We think that Baylor’s loss is sadly, well, their loss, and eventually will become someone else’s gain. For it would seem that when his contract is up, Dembski could do better than work at a school that treats him as Baylor has. Oxford University is sometimes remembered by admirers of C. S. Lewis as the place where he taught most of his academic career and yet couldn’t get a professorship, largely because of his popularization of Christian doctrines and his apologetic work.
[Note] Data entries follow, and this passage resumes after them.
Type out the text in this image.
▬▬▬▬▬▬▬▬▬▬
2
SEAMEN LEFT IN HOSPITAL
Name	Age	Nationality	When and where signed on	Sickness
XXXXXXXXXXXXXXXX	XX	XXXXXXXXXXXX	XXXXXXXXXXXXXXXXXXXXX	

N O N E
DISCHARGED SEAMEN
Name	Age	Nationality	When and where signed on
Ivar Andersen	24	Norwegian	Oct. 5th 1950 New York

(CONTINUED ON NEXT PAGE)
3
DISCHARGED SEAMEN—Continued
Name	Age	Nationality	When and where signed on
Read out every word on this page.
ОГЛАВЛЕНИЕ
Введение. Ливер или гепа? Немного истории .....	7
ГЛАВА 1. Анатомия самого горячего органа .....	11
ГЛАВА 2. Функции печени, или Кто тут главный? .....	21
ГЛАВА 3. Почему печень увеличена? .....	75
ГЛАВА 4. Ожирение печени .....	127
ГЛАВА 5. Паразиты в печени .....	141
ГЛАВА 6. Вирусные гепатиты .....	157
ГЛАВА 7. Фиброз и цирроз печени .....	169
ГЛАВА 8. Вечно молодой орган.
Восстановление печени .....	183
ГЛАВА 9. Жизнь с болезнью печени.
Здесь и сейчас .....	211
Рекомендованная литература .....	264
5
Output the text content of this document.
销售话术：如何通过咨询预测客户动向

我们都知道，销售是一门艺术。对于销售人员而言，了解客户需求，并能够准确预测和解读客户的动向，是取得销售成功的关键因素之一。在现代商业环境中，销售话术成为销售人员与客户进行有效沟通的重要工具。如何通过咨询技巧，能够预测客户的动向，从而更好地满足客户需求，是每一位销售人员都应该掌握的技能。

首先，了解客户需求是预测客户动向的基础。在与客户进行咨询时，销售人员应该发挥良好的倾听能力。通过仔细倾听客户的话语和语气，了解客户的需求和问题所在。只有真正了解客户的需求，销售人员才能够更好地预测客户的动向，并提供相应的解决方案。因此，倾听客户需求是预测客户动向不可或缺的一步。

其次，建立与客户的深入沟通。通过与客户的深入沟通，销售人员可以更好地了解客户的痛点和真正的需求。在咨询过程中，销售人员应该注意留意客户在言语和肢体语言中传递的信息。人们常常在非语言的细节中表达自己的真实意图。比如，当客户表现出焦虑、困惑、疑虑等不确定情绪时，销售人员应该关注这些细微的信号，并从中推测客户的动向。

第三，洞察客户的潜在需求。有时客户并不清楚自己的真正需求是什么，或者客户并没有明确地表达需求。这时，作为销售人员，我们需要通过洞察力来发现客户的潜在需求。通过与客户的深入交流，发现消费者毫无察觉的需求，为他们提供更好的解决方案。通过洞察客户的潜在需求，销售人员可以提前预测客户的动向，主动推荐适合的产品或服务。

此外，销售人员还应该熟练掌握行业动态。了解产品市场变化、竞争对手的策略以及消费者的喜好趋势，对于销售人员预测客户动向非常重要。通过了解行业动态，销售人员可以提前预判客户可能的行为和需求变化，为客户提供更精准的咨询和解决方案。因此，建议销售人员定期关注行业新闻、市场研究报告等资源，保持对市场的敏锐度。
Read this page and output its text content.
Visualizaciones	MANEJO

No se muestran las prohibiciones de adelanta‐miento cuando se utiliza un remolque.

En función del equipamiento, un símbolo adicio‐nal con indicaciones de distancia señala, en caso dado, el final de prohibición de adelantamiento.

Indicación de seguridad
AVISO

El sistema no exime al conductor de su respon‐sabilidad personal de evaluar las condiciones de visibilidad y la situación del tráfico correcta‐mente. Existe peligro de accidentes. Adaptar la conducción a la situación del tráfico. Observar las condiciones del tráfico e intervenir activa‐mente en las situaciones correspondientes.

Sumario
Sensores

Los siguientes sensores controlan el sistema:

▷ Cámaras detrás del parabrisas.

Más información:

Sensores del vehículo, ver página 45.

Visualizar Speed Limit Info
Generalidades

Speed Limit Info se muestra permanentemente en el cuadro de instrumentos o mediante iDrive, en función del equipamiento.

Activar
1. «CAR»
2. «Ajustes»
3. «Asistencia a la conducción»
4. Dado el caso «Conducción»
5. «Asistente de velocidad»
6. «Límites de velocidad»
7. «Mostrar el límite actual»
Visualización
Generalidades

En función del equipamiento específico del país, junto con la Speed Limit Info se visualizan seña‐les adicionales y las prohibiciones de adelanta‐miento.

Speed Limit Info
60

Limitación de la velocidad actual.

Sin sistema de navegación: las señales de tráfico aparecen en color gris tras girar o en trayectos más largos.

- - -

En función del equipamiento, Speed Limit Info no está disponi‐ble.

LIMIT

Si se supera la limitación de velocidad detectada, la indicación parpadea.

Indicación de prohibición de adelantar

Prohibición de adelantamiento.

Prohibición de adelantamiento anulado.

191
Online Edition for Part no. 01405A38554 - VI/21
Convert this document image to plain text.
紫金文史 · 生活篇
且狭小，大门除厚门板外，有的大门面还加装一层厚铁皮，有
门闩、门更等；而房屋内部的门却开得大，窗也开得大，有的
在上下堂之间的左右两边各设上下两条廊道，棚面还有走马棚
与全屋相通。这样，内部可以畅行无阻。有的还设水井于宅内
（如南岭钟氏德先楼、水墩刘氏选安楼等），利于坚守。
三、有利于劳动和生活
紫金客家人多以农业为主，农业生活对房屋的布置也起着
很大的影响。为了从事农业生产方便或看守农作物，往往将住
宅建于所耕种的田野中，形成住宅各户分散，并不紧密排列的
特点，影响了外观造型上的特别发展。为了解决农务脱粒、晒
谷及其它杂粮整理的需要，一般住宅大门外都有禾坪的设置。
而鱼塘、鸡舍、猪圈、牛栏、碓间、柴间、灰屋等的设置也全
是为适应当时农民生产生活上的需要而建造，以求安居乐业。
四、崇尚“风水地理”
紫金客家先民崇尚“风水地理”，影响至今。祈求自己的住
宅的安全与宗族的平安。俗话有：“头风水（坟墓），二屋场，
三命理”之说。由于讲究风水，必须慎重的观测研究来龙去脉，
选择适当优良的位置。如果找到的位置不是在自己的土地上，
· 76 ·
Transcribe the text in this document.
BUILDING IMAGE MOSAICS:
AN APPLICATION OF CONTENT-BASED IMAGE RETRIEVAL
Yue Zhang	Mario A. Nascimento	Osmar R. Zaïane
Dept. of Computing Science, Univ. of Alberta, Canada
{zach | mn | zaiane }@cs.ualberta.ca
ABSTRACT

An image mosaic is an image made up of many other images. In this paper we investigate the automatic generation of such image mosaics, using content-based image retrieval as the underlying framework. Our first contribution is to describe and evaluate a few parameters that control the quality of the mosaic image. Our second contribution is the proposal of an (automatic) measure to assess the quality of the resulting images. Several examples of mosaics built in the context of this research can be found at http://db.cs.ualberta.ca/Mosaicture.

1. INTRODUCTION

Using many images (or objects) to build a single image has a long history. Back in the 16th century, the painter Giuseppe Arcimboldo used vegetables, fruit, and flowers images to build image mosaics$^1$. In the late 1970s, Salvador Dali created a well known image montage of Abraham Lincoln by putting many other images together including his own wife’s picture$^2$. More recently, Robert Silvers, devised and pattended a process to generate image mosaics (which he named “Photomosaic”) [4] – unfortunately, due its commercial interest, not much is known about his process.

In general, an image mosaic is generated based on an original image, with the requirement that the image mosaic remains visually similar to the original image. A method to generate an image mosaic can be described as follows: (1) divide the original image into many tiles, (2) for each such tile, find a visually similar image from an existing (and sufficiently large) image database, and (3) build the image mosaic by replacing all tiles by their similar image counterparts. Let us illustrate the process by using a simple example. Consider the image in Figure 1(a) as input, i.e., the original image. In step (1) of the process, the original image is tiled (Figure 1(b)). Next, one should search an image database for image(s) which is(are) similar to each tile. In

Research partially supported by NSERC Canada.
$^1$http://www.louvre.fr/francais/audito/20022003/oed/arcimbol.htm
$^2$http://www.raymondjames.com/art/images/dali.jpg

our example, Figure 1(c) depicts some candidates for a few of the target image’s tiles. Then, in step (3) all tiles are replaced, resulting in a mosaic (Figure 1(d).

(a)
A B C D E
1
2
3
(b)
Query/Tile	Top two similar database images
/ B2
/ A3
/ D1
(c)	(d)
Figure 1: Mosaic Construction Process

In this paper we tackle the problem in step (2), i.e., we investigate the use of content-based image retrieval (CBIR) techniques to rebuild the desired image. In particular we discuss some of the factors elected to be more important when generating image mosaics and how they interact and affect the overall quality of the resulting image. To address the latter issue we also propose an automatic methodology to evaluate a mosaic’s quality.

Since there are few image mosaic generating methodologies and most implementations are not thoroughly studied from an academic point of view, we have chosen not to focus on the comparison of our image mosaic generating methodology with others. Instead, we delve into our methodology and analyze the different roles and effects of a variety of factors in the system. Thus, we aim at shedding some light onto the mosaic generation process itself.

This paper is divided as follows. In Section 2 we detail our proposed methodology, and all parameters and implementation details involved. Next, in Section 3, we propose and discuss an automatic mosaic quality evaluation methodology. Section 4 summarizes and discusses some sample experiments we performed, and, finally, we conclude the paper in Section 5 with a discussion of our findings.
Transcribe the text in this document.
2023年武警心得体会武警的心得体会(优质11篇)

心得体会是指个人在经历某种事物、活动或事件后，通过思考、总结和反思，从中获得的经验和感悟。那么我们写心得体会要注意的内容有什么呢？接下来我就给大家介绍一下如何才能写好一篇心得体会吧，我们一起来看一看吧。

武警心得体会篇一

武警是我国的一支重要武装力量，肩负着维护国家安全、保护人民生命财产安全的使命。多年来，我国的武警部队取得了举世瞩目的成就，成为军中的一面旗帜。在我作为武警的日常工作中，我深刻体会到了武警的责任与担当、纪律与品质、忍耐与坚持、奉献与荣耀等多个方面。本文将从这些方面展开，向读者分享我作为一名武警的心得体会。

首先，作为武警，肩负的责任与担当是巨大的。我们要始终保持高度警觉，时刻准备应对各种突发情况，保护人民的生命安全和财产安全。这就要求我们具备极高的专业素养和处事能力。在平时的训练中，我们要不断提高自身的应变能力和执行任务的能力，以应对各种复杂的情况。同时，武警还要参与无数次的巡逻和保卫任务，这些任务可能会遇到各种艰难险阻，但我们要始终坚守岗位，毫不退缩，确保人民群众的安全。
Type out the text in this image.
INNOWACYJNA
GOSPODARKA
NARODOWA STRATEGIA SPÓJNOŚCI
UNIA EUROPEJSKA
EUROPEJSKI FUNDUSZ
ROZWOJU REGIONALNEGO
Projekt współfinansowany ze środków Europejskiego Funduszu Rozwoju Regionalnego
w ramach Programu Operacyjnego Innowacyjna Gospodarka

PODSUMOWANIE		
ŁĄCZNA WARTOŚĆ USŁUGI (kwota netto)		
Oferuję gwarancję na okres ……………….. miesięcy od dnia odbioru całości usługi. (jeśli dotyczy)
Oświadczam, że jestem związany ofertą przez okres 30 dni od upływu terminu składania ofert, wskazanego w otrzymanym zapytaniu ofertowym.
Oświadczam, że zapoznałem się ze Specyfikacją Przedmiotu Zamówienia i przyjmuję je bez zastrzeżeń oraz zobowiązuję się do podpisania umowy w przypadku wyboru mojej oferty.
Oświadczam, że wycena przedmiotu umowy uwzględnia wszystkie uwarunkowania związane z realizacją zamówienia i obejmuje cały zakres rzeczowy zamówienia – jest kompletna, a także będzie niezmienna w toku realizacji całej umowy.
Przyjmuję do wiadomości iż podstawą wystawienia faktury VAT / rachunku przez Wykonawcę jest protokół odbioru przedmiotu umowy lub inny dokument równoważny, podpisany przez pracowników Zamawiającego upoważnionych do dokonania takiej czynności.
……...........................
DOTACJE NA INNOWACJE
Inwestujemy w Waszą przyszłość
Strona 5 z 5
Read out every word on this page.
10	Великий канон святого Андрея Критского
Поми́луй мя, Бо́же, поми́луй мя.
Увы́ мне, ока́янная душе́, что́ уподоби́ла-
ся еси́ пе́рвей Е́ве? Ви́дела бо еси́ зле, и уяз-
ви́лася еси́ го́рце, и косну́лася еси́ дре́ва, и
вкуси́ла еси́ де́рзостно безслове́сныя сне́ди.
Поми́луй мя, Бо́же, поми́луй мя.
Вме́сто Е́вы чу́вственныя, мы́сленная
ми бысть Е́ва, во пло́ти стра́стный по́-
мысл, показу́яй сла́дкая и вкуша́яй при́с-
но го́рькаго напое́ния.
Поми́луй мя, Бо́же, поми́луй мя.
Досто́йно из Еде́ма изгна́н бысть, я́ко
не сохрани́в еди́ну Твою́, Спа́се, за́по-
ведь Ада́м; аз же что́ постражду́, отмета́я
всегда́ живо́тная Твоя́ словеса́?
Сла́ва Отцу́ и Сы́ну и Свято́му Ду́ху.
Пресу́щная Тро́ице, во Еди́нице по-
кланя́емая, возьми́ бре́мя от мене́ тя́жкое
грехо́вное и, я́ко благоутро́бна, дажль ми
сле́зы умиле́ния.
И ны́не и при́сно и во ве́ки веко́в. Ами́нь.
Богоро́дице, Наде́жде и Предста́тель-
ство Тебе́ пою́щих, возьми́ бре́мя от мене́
Lewis eventually received a professorship at Cambridge.

If someday intelligent design theory—contrary to the devout wishes of many of the Baylor science faculty—is established as the best scientific explanation for life, it would be ironic (and fitting) if Baylor is remembered as the place that demoted Bill Dembski.

James M. Kushiner, for the editors

James M. Kushiner is the Director of Publications for The Fellowship of St. James and the former Executive Editor of Touchstone.